University essay from Lunds universitet/Nationalekonomiska institutionen

Abstract: In this essay a four stage GJR-GARCH(1,1) model is applied to test the presence of both return and volatility spillover to the European market from the oil market. The GJR-GARCH-model allow for asymmetric effects to be present in the country specific stock market. This four step model is applied to eight European countries and allow for spillover effects from oil market, US market and European market. The presence of oil spillover is found significant in all markets except for Ireland. A strong trend is that the shocks towards each country seem to have a more significant effect than the return spillover. Indicating that unexpected changes affect more than expected.
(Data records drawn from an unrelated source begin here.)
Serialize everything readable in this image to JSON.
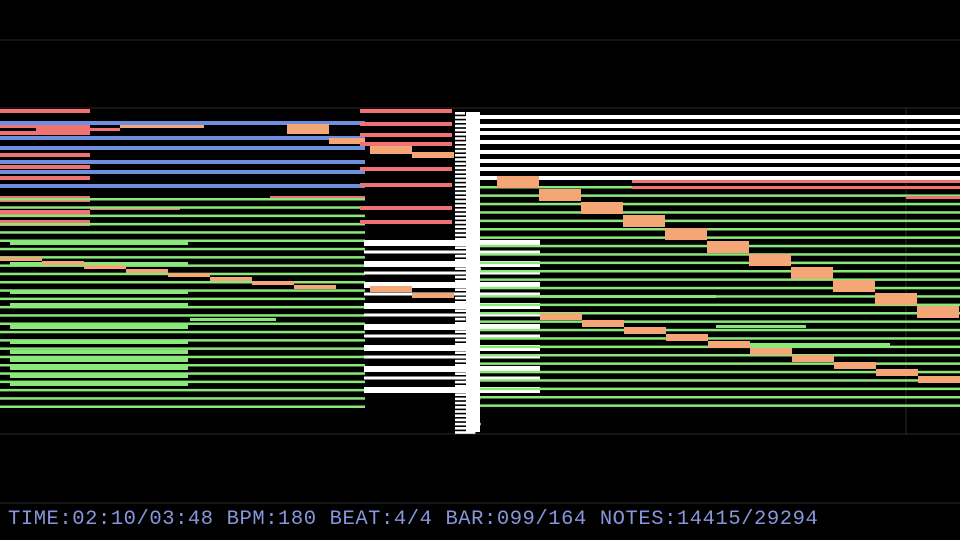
{
  "status": {
    "items": [
      "TIME:02:10/03:48",
      "BPM:180",
      "BEAT:4/4",
      "BAR:099/164",
      "NOTES:14415/29294"
    ]
  }
}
To test the impact of shocks on the volatility a variance decomposition is performed and the variance ratios for the spillover are calculated. All average variance ratios from oil market are found to be smaller than 1% except for Denmark (1,315%) and Norway (7,846%). A model that allow for asymmetric effects is also estimated, by separating the spillover effects into positive and negative values. Since oil prices increases would be expected to have a more significant effect on the economy. Some evidence of this asymmetry is found, although most countries seem to respond symmetric to oil price movements. Another extension is to allow for the oil spillovers to be time-varying in response to interest rates and industrial production. Although the effects from both are found significant in only a few markets.